Das Buch von Wymann kommt aus einer Zeit, als man noch sehr frei und unkompliziert reisen konnte.

Das hängt wohl damit zusammen, dass man damals weniger Skrupel hatte wegen sozialer Ungleichheiten. Auch heute reisen die meisten Leute "frei und unkompliziert", weil sie sich wenig um die Lebensumstände der Menschen an den Destinationen interessieren. Ich selbst bin eher eine "Nicht-Reisende". Beruflich muss ich ab und zu in ein Flugzeug steigen, so war ich in Indien und in den Vereinigten Staaten und werde dieses Jahr auch nach Rio reisen. Aber Privat war ich noch nie ausserhalb von Europa und nehme immer den Zug, fahre an Orte, wo ich mich kulturell austauschen kann.  Dafür bin ich aber eine passionierte Koch- und Küchen-Fernreisende. 

Weshalb bist du Nicht-Reisende? Gibt es keinen Ort, an den du gerne reisen würdest?

Der Iran fasziniert mich zum Beispiel schon sehr. Ich denke immer, ich gehe einmal dorthin, irgendeinmal in Zukunft. Aber ich möchte mir wirklich Zeit nehmen und mich auf den Ort, die Kultur und die Leute einlassen können. Vorher fange ich gar nicht an. Ich habe schon während des Studiums gearbeitet, später hatte ich Familie und Job, so blieb nie viel Raum für Fernreisen. Vielleicht ist es mir auch einfach nicht wichtig genug – ich habe meinen Garten in Zürich, ich muss gar nicht weg. 

Wie verbringst du deine Ferien?

Ich mache oft Ferien in Italien, gerne am selben Ort. Im Trullo in Apulien war ich das erste Mal vor 30 Jahren. Die Auseinandersetzung mit einer anderen Kultur, die ich unterdessen recht gut kenne, einer anderen Landschaft, auch die Begegnungen mit anderen Hunden beim Joggen – das bereichert mich. 

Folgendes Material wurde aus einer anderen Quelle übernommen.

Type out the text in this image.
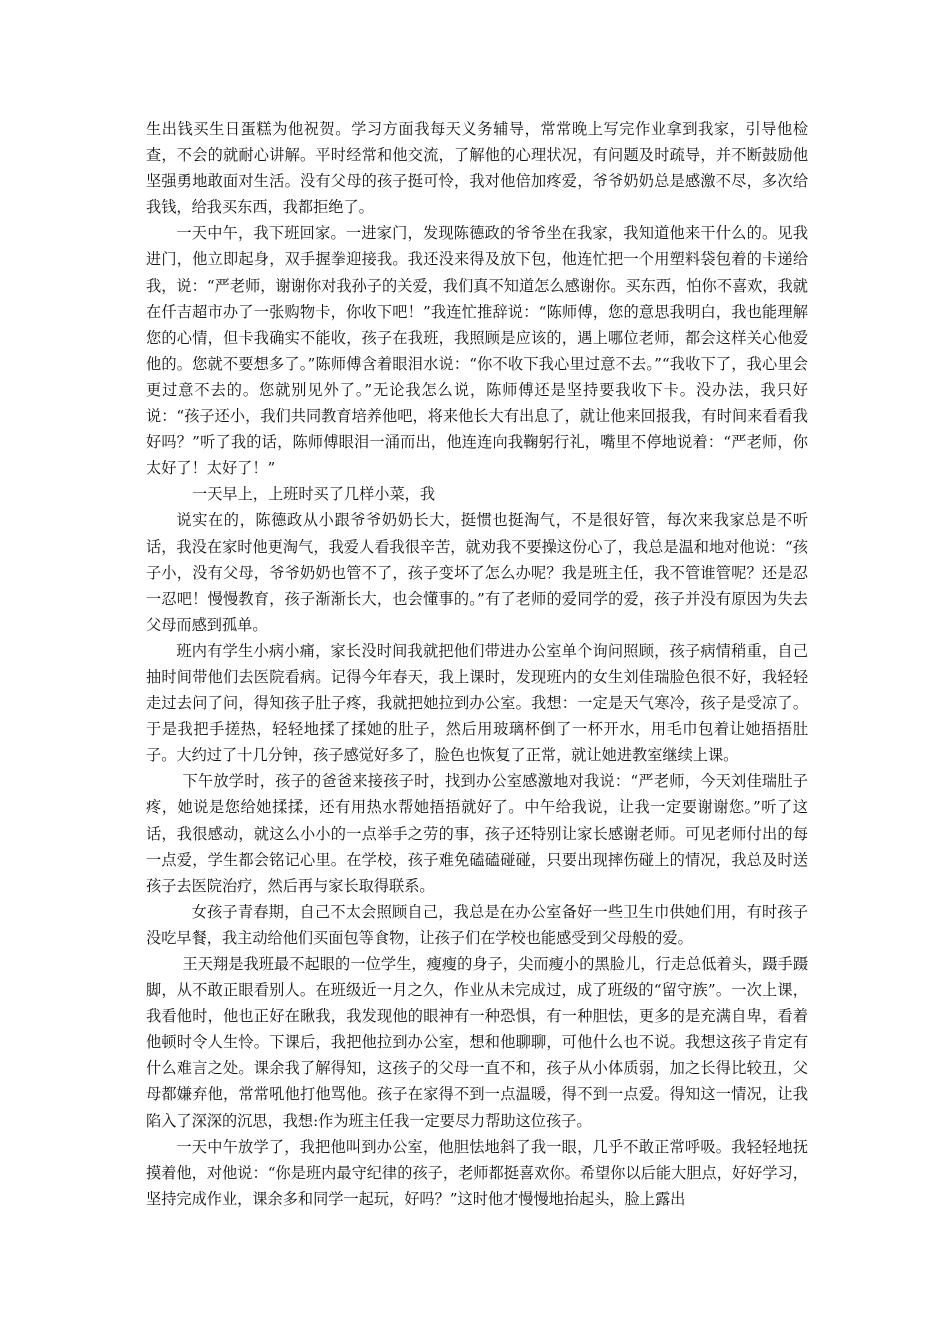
生出钱买生日蛋糕为他祝贺。学习方面我每天义务辅导，常常晚上写完作业拿到我家，引导他检查，不会的就耐心讲解。平时经常和他交流，了解他的心理状况，有问题及时疏导，并不断鼓励他坚强勇地敢面对生活。没有父母的孩子挺可怜，我对他倍加疼爱，爷爷奶奶总是感激不尽，多次给我钱，给我买东西，我都拒绝了。

一天中午，我下班回家。一进家门，发现陈德政的爷爷坐在我家，我知道他来干什么的。见我进门，他立即起身，双手握拳迎接我。我还没来得及放下包，他连忙把一个用塑料袋包着的卡递给我，说：“严老师，谢谢你对我孙子的关爱，我们真不知道怎么感谢你。买东西，怕你不喜欢，我就在仟吉超市办了一张购物卡，你收下吧！”我连忙推辞说：“陈师傅，您的意思我明白，我也能理解您的心情，但卡我确实不能收，孩子在我班，我照顾是应该的，遇上哪位老师，都会这样关心他爱他的。您就不要想多了。”陈师傅含着眼泪水说：“你不收下我心里过意不去。”“我收下了，我心里会更过意不去的。您就别见外了。”无论我怎么说，陈师傅还是坚持要我收下卡。没办法，我只好说：“孩子还小，我们共同教育培养他吧，将来他长大有出息了，就让他来回报我，有时间来看看我好吗？”听了我的话，陈师傅眼泪一涌而出，他连连向我鞠躬行礼，嘴里不停地说着：“严老师，你太好了！太好了！”

一天早上，上班时买了几样小菜，我

说实在的，陈德政从小跟爷爷奶奶长大，挺惯也挺淘气，不是很好管，每次来我家总是不听话，我没在家时他更淘气，我爱人看我很辛苦，就劝我不要操这份心了，我总是温和地对他说：“孩子小，没有父母，爷爷奶奶也管不了，孩子变坏了怎么办呢？我是班主任，我不管谁管呢？还是忍一忍吧！慢慢教育，孩子渐渐长大，也会懂事的。”有了老师的爱同学的爱，孩子并没有原因为失去父母而感到孤单。

班内有学生小病小痛，家长没时间我就把他们带进办公室单个询问照顾，孩子病情稍重，自己抽时间带他们去医院看病。记得今年春天，我上课时，发现班内的女生刘佳瑞脸色很不好，我轻轻走过去问了问，得知孩子肚子疼，我就把她拉到办公室。我想：一定是天气寒冷，孩子是受凉了。于是我把手搓热，轻轻地揉了揉她的肚子，然后用玻璃杯倒了一杯开水，用毛巾包着让她捂捂肚子。大约过了十几分钟，孩子感觉好多了，脸色也恢复了正常，就让她进教室继续上课。

下午放学时，孩子的爸爸来接孩子时，找到办公室感激地对我说：“严老师，今天刘佳瑞肚子疼，她说是您给她揉揉，还有用热水帮她捂捂就好了。中午给我说，让我一定要谢谢您。”听了这话，我很感动，就这么小小的一点举手之劳的事，孩子还特别让家长感谢老师。可见老师付出的每一点爱，学生都会铭记心里。在学校，孩子难免磕磕碰碰，只要出现摔伤碰上的情况，我总及时送孩子去医院治疗，然后再与家长取得联系。

女孩子青春期，自己不太会照顾自己，我总是在办公室备好一些卫生巾供她们用，有时孩子没吃早餐，我主动给他们买面包等食物，让孩子们在学校也能感受到父母般的爱。

王天翔是我班最不起眼的一位学生，瘦瘦的身子，尖而瘦小的黑脸儿，行走总低着头，蹑手蹑脚，从不敢正眼看别人。在班级近一月之久，作业从未完成过，成了班级的“留守族”。一次上课，我看他时，他也正好在瞅我，我发现他的眼神有一种恐惧，有一种胆怯，更多的是充满自卑，看着他顿时令人生怜。下课后，我把他拉到办公室，想和他聊聊，可他什么也不说。我想这孩子肯定有什么难言之处。课余我了解得知，这孩子的父母一直不和，孩子从小体质弱，加之长得比较丑，父母都嫌弃他，常常吼他打他骂他。孩子在家得不到一点温暖，得不到一点爱。得知这一情况，让我陷入了深深的沉思，我想:作为班主任我一定要尽力帮助这位孩子。

一天中午放学了，我把他叫到办公室，他胆怯地斜了我一眼，几乎不敢正常呼吸。我轻轻地抚摸着他，对他说：“你是班内最守纪律的孩子，老师都挺喜欢你。希望你以后能大胆点，好好学习，坚持完成作业，课余多和同学一起玩，好吗？”这时他才慢慢地抬起头，脸上露出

Wie sind die Hunde in Apulien?

Giftig, halt richtige Wachhunde. Ich kenne sie fast persönlich und weiss unterdessen, wie ich sie fernhalten kann. Ich rede mit den Nachbarn, kenne die Leute im Städtchen. Ich finde es nicht attraktiv, in einem fernen Land an den Hunden, Leuten und Dingen vorbeizureisen.  

Wieso denkst du, reisen denn andere?

Wenn wir von den Kurztrips nach Thailand reden oder vom Shopping in New York: Ich verstehe es ehrlich gesagt nicht ganz. Reihenweise Sehenswürdigkeiten "machen" zieht mich nicht an. Auch tagelang am Strand liegen: unvorstellbar. Ich besuche gerne eine schöne Kirche. Letzten Sommer waren wir zum Beispiel das erste Mal in Matera, einer faszinierenden Stadt in Süditalien mit einer hochspannenden Geschichte. Und ich gehe zwischendurch auch gerne ans Meer. Aber ich muss verstehen, was die Menschen an diesen Orten bewegt, und das geht nicht, wenn man schnell mal hierhin oder dorthin jettet.  

Du bewegst viel, während du bei der Arbeit hinter dem Pult und an Sitzungen sitzt.

Wie viel ich bewege kommt auf die Perspektive an. Wir konzentrieren und bei der Öbu auf die Schweiz und ihre Unternehmen. Mein Ziel ist, dass man die Gesellschaft auf Nachhaltigkeit umstellen kann. Die Wirtschaft soll dazu beitragen und sich selber eine Zukunft ermöglichen. Und da konnten wir bei der Öbu sicher sehr vieles beitragen!

Ihr habt dabei keine Berührungsängste. Auf eurer Website habe ich entdeckt, dass ihr das Rohstoffunternehmen Xstrata ausgezeichnet habt. 

Solche Firmen haben einen grossen Impact, deshalb sind sie für uns interessant. Grosse Unternehmen haben oft auch grosses Verbesserungspotenzial, wenn sie ihre Arbeit gut machen. Wir brauchen viele Rohstoffe, es wäre an uns, diesen Verbrauch zu senken. Xstrata hat einen perfekten Bericht geschrieben, der durchaus auch selbstkritisch ist, dafür wurde sie ausgezeichnet. Bei uns sind 400 Firmen Mitglied – Xstrata übrigens nicht. Wir stellen ihnen Informationen und Hilfsmittel zur Verfügung und wir fördern die Vernetzung, damit sie voneinander lernen können.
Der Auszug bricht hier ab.